The DTCC, announced that 350 investment managers are using their CTM’s automated trade affirmation feature to speed up post-trade operations and have launched a T+1 scorecard for CTM clients.

CTM is a part of DTCC’s trade processing service. CTM’s match to instruct workflow requires subscriptions to CTM, TradeSuite ID, and SSI enrichment via ALERT. It works by automatically triggering trade affirmation and delivery of instructions for DTC-eligible securities to the Depository Trust Company (DTC) when a trade match occurs.

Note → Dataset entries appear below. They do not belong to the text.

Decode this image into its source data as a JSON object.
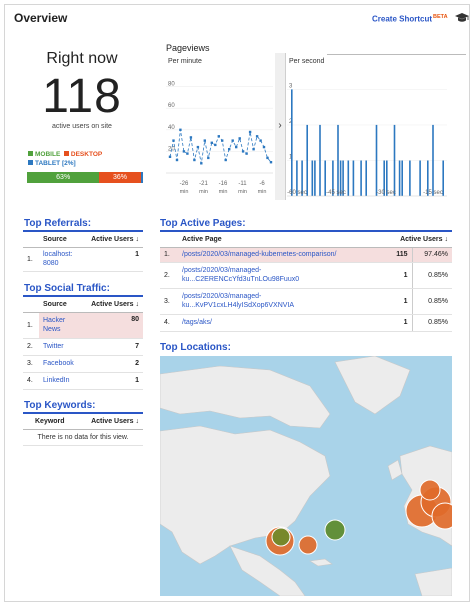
{
  "header": {
    "title": "Overview",
    "shortcut_label": "Create Shortcut",
    "shortcut_badge": "BETA"
  },
  "right_now": {
    "heading": "Right now",
    "active_users": "118",
    "subtitle": "active users on site",
    "legend": {
      "mobile": "MOBILE",
      "desktop": "DESKTOP",
      "tablet": "TABLET [2%]"
    },
    "device_split": {
      "mobile_label": "63%",
      "desktop_label": "36%",
      "mobile": 63,
      "desktop": 36,
      "tablet": 2
    },
    "colors": {
      "mobile": "#50a13c",
      "desktop": "#e6501e",
      "tablet": "#2c78c0"
    }
  },
  "pageviews": {
    "title": "Pageviews",
    "per_minute_label": "Per minute",
    "per_second_label": "Per second",
    "minute_yticks": [
      "80",
      "60",
      "40",
      "20"
    ],
    "minute_xticks": [
      "-26",
      "-21",
      "-16",
      "-11",
      "-6"
    ],
    "minute_unit": "min",
    "minute_values": [
      15,
      30,
      12,
      40,
      20,
      18,
      33,
      12,
      24,
      9,
      30,
      14,
      28,
      26,
      34,
      30,
      12,
      22,
      30,
      24,
      32,
      20,
      18,
      38,
      22,
      34,
      30,
      24,
      14,
      10
    ],
    "second_yticks": [
      "3",
      "2",
      "1"
    ],
    "second_xticks": [
      "-60 sec",
      "-45 sec",
      "-30 sec",
      "-15 sec"
    ],
    "second_values": [
      3,
      0,
      1,
      0,
      1,
      0,
      2,
      0,
      1,
      1,
      0,
      2,
      0,
      1,
      0,
      0,
      1,
      0,
      2,
      1,
      1,
      0,
      1,
      0,
      1,
      0,
      0,
      1,
      0,
      1,
      0,
      0,
      0,
      2,
      0,
      0,
      1,
      1,
      0,
      0,
      2,
      0,
      1,
      1,
      0,
      0,
      1,
      0,
      0,
      0,
      1,
      0,
      0,
      1,
      0,
      2,
      0,
      0,
      0,
      1
    ]
  },
  "top_referrals": {
    "title": "Top Referrals:",
    "columns": [
      "Source",
      "Active Users"
    ],
    "rows": [
      {
        "index": "1.",
        "source": "localhost:\n8080",
        "users": "1"
      }
    ]
  },
  "top_social": {
    "title": "Top Social Traffic:",
    "columns": [
      "Source",
      "Active Users"
    ],
    "rows": [
      {
        "index": "1.",
        "source": "Hacker\nNews",
        "users": "80"
      },
      {
        "index": "2.",
        "source": "Twitter",
        "users": "7"
      },
      {
        "index": "3.",
        "source": "Facebook",
        "users": "2"
      },
      {
        "index": "4.",
        "source": "LinkedIn",
        "users": "1"
      }
    ]
  },
  "top_keywords": {
    "title": "Top Keywords:",
    "columns": [
      "Keyword",
      "Active Users"
    ],
    "empty_message": "There is no data for this view."
  },
  "top_pages": {
    "title": "Top Active Pages:",
    "columns": [
      "Active Page",
      "Active Users"
    ],
    "rows": [
      {
        "index": "1.",
        "page": "/posts/2020/03/managed-kubernetes-comparison/",
        "users": "115",
        "pct": "97.46%"
      },
      {
        "index": "2.",
        "page": "/posts/2020/03/managed-\nku...C2ERENCcYfd3uTnLOu98Fuux0",
        "users": "1",
        "pct": "0.85%"
      },
      {
        "index": "3.",
        "page": "/posts/2020/03/managed-\nku...KvPV1cxLH4lyISdXop6VXNVIA",
        "users": "1",
        "pct": "0.85%"
      },
      {
        "index": "4.",
        "page": "/tags/aks/",
        "users": "1",
        "pct": "0.85%"
      }
    ]
  },
  "top_locations": {
    "title": "Top Locations:",
    "colors": {
      "ocean": "#a9d3e9",
      "land": "#ededed",
      "orange": "#e06a2a",
      "green": "#5c8a2a"
    }
  }
}
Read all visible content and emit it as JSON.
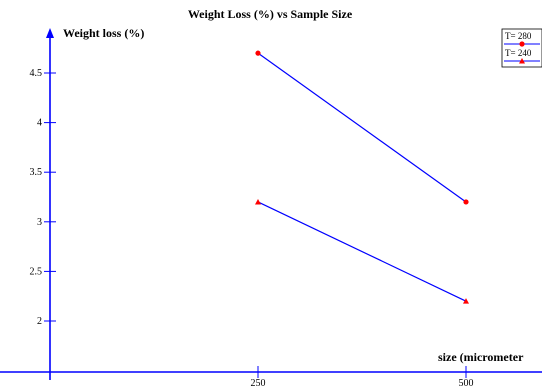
{
  "chart_data": {
    "type": "line",
    "title": "Weight Loss (%) vs Sample Size",
    "xlabel": "size (micrometer",
    "ylabel": "Weight loss (%)",
    "categories": [
      "250",
      "500"
    ],
    "xticks": [
      "250",
      "500"
    ],
    "yticks": [
      "2",
      "2.5",
      "3",
      "3.5",
      "4",
      "4.5"
    ],
    "ylim": [
      1.5,
      5.3
    ],
    "grid": false,
    "legend_position": "top-right",
    "series": [
      {
        "name": "T= 280",
        "values": [
          4.7,
          3.2
        ],
        "color": "#0000ff",
        "marker": "circle",
        "marker_color": "#ff0000"
      },
      {
        "name": "T= 240",
        "values": [
          3.2,
          2.2
        ],
        "color": "#0000ff",
        "marker": "triangle",
        "marker_color": "#ff0000"
      }
    ],
    "axis_color": "#0000ff"
  }
}
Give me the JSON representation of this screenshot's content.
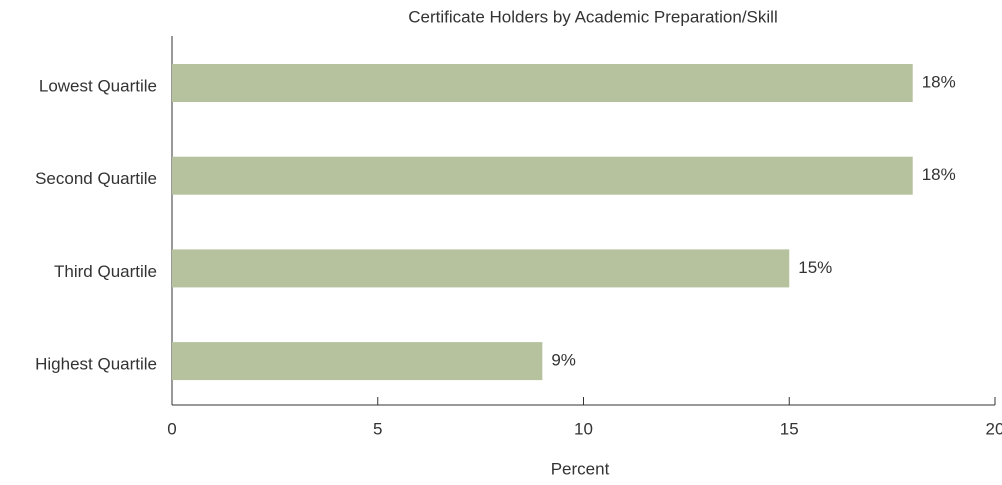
{
  "chart_data": {
    "type": "bar",
    "orientation": "horizontal",
    "title": "Certificate Holders by Academic Preparation/Skill",
    "x_label": "Percent",
    "categories": [
      "Lowest Quartile",
      "Second Quartile",
      "Third Quartile",
      "Highest Quartile"
    ],
    "values": [
      18,
      18,
      15,
      9
    ],
    "value_labels": [
      "18%",
      "18%",
      "15%",
      "9%"
    ],
    "color": "#b5c29d",
    "xlim": [
      0,
      20
    ],
    "xticks": [
      0,
      5,
      10,
      15,
      20
    ],
    "grid": false
  }
}
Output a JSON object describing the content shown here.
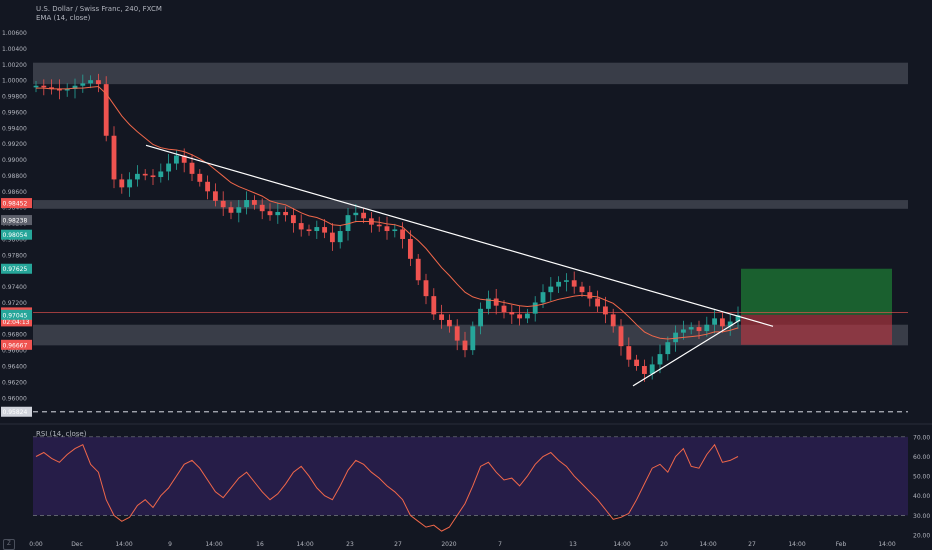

DTCC plans to expand its trade archival service in early 2024 for firms to meet their registered investment adviser (RIA) as outlined in the SEC’s adopted amendments to Rule 204-2.

ICE and DeltaTerra partner on climate risk analytics

Intercontinental Exchange (ICE) has partnered with DeltaTerra Capital, an investment research and consulting firm specializing in institutional climate risk analysis, on climate-adjusted credit risk analytics for residential and commercial mortgage-backed securities.

The offering integrates ICE’s physical climate risk data with DeltaTerra’s climate analytics, financial risk models, and market data to give risk impact estimates for mortgage-backed securities. The solution translates climate risk estimates into financial risk assessments, including asset price depreciation risk and default risk for mortgage-backed securities.

ICE’s physical risk climate data maps geospatial climate, economic, and demographic data to US locations, mortgage-backed security (MBS) pools, and relevant fixed income securities. The DeltaTerra Klima tools provide metrics for climate-exposed capital markets, such as residential and commercial MBSs, and credit risk transfer securities.

Genesis Global makes primary market solution available

Genesis Global, a low-code application development platform vendor, has made their primary bond issuance solution broadly available. The solution aggregates deal data from multiple sources to give asset managers a real-time view of the market in one workspace that aims to facilitate decision making between portfolio managers, credit analysts and traders.

The offering was originally built for a global asset manager with about $500 billion in assets under management. It aggregates, normalizes, and scrubs data from deal sources and uses AI to process unstructured data from chat and email. The solution connects to order management systems to request and receive allocations. Chat functionality is available with Symphony or Microsoft Teams.

Gensis is strategically backed by Bank of America, BNY Mellon, and Citi.

Exeqution Analytics launches trading analytics service

Exeqution Analytics, a trading analytics company, launched this month with solutions for buy- and sell-side firms. Exeqution integrates its proprietary framework with client data to build analytics, visualizations, and reports for traders, quants, IT and the C-suite professionals to understand how a trade is performing, currently and historically.

The Exeqution’s framework integrates with existing tick capture systems and technology stacks. It deploys analytics and visualizations across Windows, Mac, and Linux using kdb+/q, C/C++, Python, R, Java and Javascript and integrates with execution and market data feeds. The vendor has offices in Sydney and Hong Kong and currently serves a sovereign wealth fund and a Hong Kong trading bank.

BIS, COP28, and Bank of United Arab Emirates call for TechSprint applicants

BIS, COP28 and Central Bank of United Arab Emirates have launched TechSprint to spur development in technological solutions for sustainable finance.

The groups have called for applications from developers and are seeking technology solutions addressing data verification gaps in sustainable finance. They are focusing on AI solutions for sustainable finance reporting, verification and disclosure; blockchain solutions for auditing and increasing transparency, traceability, and accountability; and internet-of-things and sensor tech solutions to assess impact, risk, and for compliance.

The call for proposals closes October 6, 2023.